Diplomatischer Eklat Was hinter dem Streit über das Sudetentreffen mit Söder steckt
Erstmals wollen die Sudetendeutschen ihr Jahresfest auf der tschechischen Seite austragen. Das sorgt für Widerstand in Prag – auch die AfD spielt dabei eine Rolle. Die wichtigsten Fragen und Antworten zum Konflikt.
15.05.2026, 18.18 Uhr
Rechtsextreme protestieren in Tschechien gegen das Sudetentreffen
Foto: Vaclav Salek / CTK / picture allianceSie können den Artikel leider nicht mehr aufrufen. Der Link, der Ihnen geschickt wurde, ist entweder älter als 30 Tage oder der Artikel wurde bereits 10 Mal geöffnet.
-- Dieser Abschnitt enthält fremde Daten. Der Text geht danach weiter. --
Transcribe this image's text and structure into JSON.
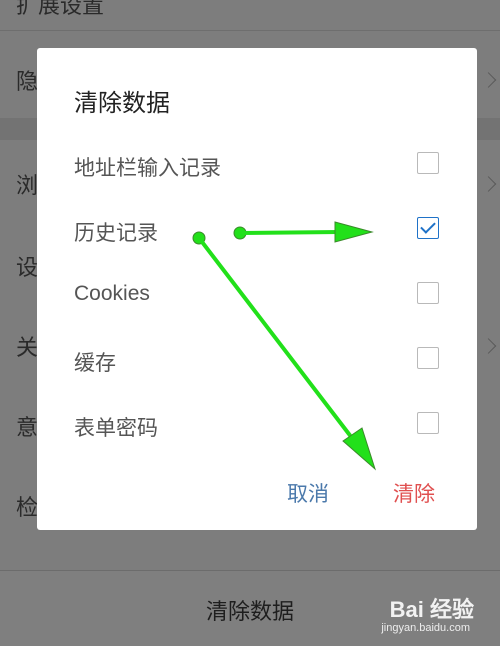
{
  "background": {
    "top_partial_label": "扩展设置",
    "rows": [
      "隐",
      "浏",
      "设",
      "关",
      "意",
      "检"
    ],
    "bottom_action": "清除数据"
  },
  "dialog": {
    "title": "清除数据",
    "options": [
      {
        "label": "地址栏输入记录",
        "checked": false
      },
      {
        "label": "历史记录",
        "checked": true
      },
      {
        "label": "Cookies",
        "checked": false
      },
      {
        "label": "缓存",
        "checked": false
      },
      {
        "label": "表单密码",
        "checked": false
      }
    ],
    "cancel_label": "取消",
    "clear_label": "清除"
  },
  "colors": {
    "accent": "#1f72c8",
    "danger": "#e05050",
    "cancel": "#4b79ab",
    "annotation": "#22e01a"
  },
  "watermark": {
    "brand": "Bai 经验",
    "url": "jingyan.baidu.com"
  }
}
Erstmals will die Sudetendeutsche Landsmannschaft ihren »Sudetendeutschen Tag« Ende Mai nicht in Deutschland, sondern in Tschechien ausrichten – in Brünn. Das ist symbolisch aufgeladen, weil der Verband für Flucht und Vertreibung der deutschsprachigen Bevölkerung aus der damaligen Tschechoslowakei nach 1945 steht. In Tschechien löst der Ort der Veranstaltung Proteste aus, vorrangig im rechten Spektrum. Auch auf deutscher Seite versuchen Rechtsaußen-Akteure, das Thema für ihre Agenda zu nutzen.
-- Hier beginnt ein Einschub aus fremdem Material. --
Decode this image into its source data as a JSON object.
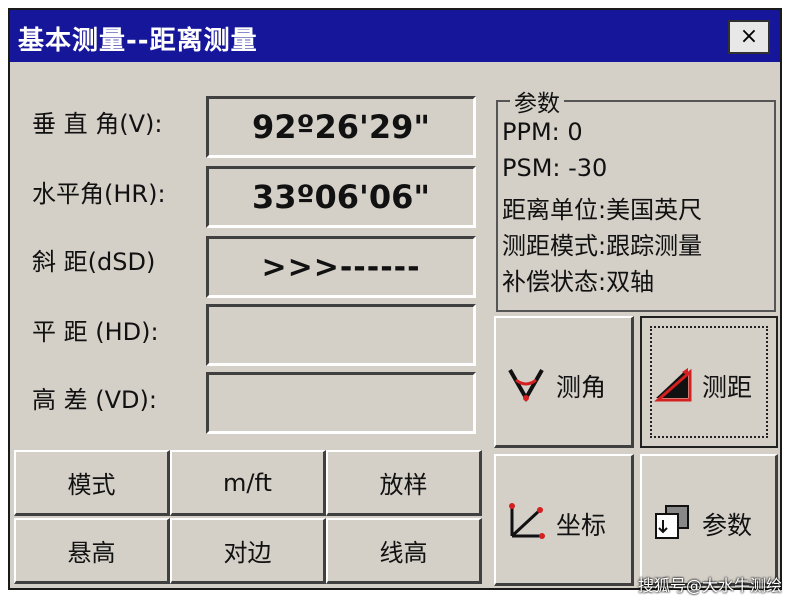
{
  "window": {
    "title": "基本测量--距离测量",
    "close_label": "×"
  },
  "measurements": [
    {
      "label": "垂 直 角(V):",
      "value": "92º26'29\""
    },
    {
      "label": "水平角(HR):",
      "value": "33º06'06\""
    },
    {
      "label": "斜  距(dSD)",
      "value": ">>>------"
    },
    {
      "label": "平  距 (HD):",
      "value": ""
    },
    {
      "label": "高  差 (VD):",
      "value": ""
    }
  ],
  "params": {
    "title": "参数",
    "ppm": "PPM:   0",
    "psm": "PSM: -30",
    "unit": "距离单位:美国英尺",
    "mode": "测距模式:跟踪测量",
    "compensation": "补偿状态:双轴"
  },
  "buttons": {
    "mode": "模式",
    "unit_toggle": "m/ft",
    "stakeout": "放样",
    "height_remote": "悬高",
    "opposite_side": "对边",
    "line_height": "线高",
    "measure_angle": "测角",
    "measure_distance": "测距",
    "coordinates": "坐标",
    "parameters": "参数"
  },
  "icons": {
    "measure_angle": "angle-v-icon",
    "measure_distance": "distance-triangle-icon",
    "coordinates": "axes-coordinate-icon",
    "parameters": "settings-doc-icon"
  },
  "watermark": "搜狐号@大水牛测绘",
  "colors": {
    "titlebar": "#16169a",
    "panel": "#d4d0c8",
    "accent_red": "#d42020"
  }
}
Was sind die Sudetendeutschen?
Mit »Sudetendeutsche« sind die rund drei Millionen deutschsprachigen Menschen gemeint, die bis zum Zweiten Weltkrieg in den böhmischen Ländern lebten – also in Gebieten der damaligen Tschechoslowakei. Nach dem Ende des Krieges wurden große Teile dieser Bevölkerung vertrieben oder flohen. Der damalige Präsident der Tschechoslowakei, Edvard Beneš, sorgte mit einer Reihe von Dekreten zugleich dafür, dass diese Menschen enteignet wurden. Für viele Familien, auch für die Nachfahren der Vertriebenen, ist das bis heute ein prägender Teil der eigenen Biografie – und zugleich ein politisch empfindliches Kapitel der europäischen Geschichte.
Was hat es mit dem »Sudetendeutschen Tag« auf sich?
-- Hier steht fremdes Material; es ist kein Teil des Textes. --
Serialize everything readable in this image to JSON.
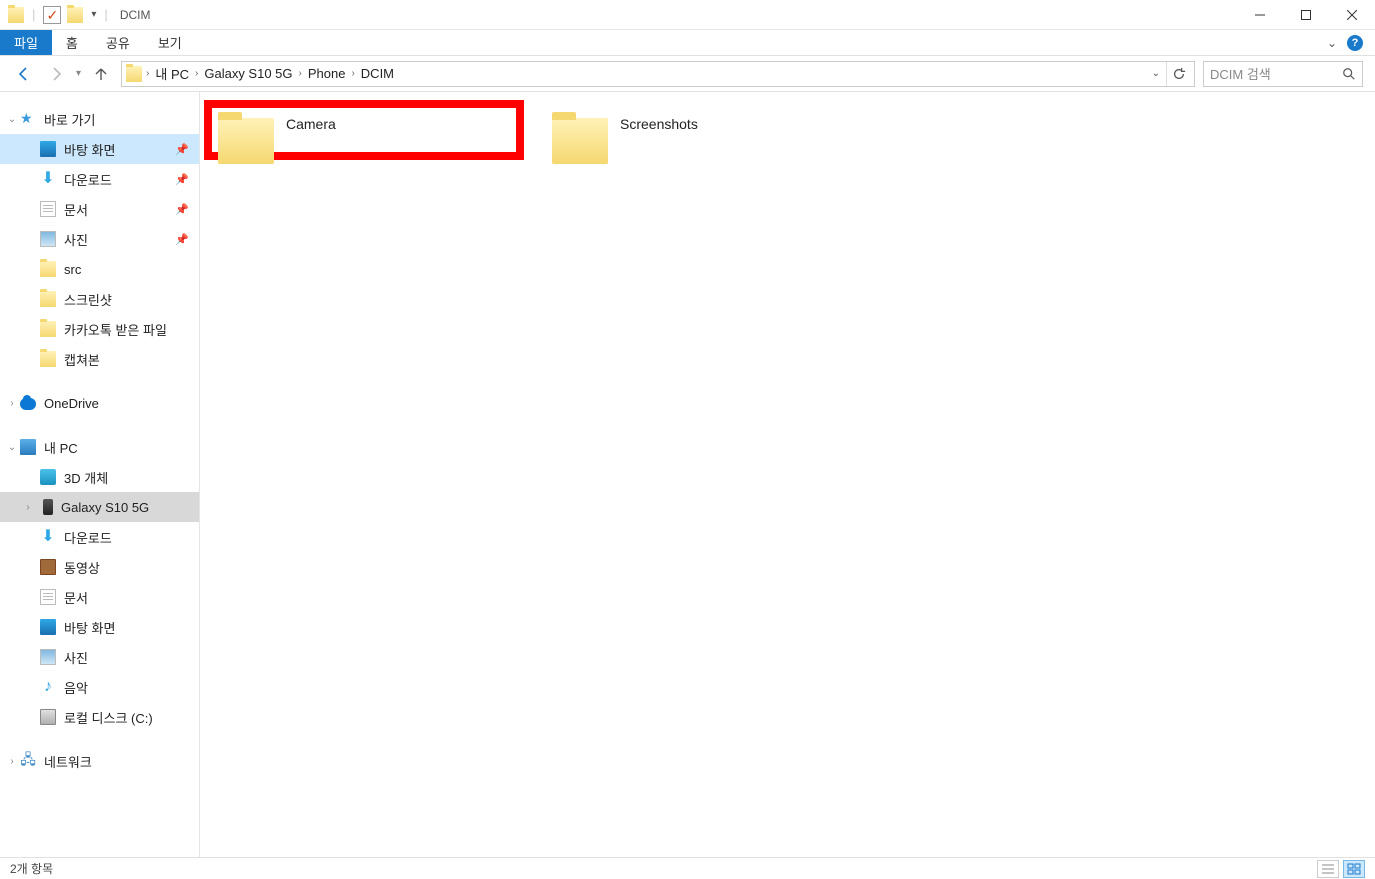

Der Sudetendeutsche Tag ist das jährliche Treffen der Sudetendeutschen Landsmannschaft. Für Teilnehmende ist es ein Ort des Gedenkens, der Begegnung und der Traditionspflege – oft verbunden mit Reden prominenter Politikerinnen und Politiker.
Politisch ist das Treffen seit jeher, weil es um Deutungen von Geschichte geht: um das Leid durch Flucht und Vertreibung, aber auch um die Frage, wie stark die Vorgeschichte – NS-Besatzung, deutsche Kriegsverbrechen und das Münchner Abkommen von 1938 – im öffentlichen Erinnern mitgedacht wird. Diese Balance entscheidet darüber, ob das Treffen als Versöhnungsformat wirkt oder als Rückfall in alte Feindbilder.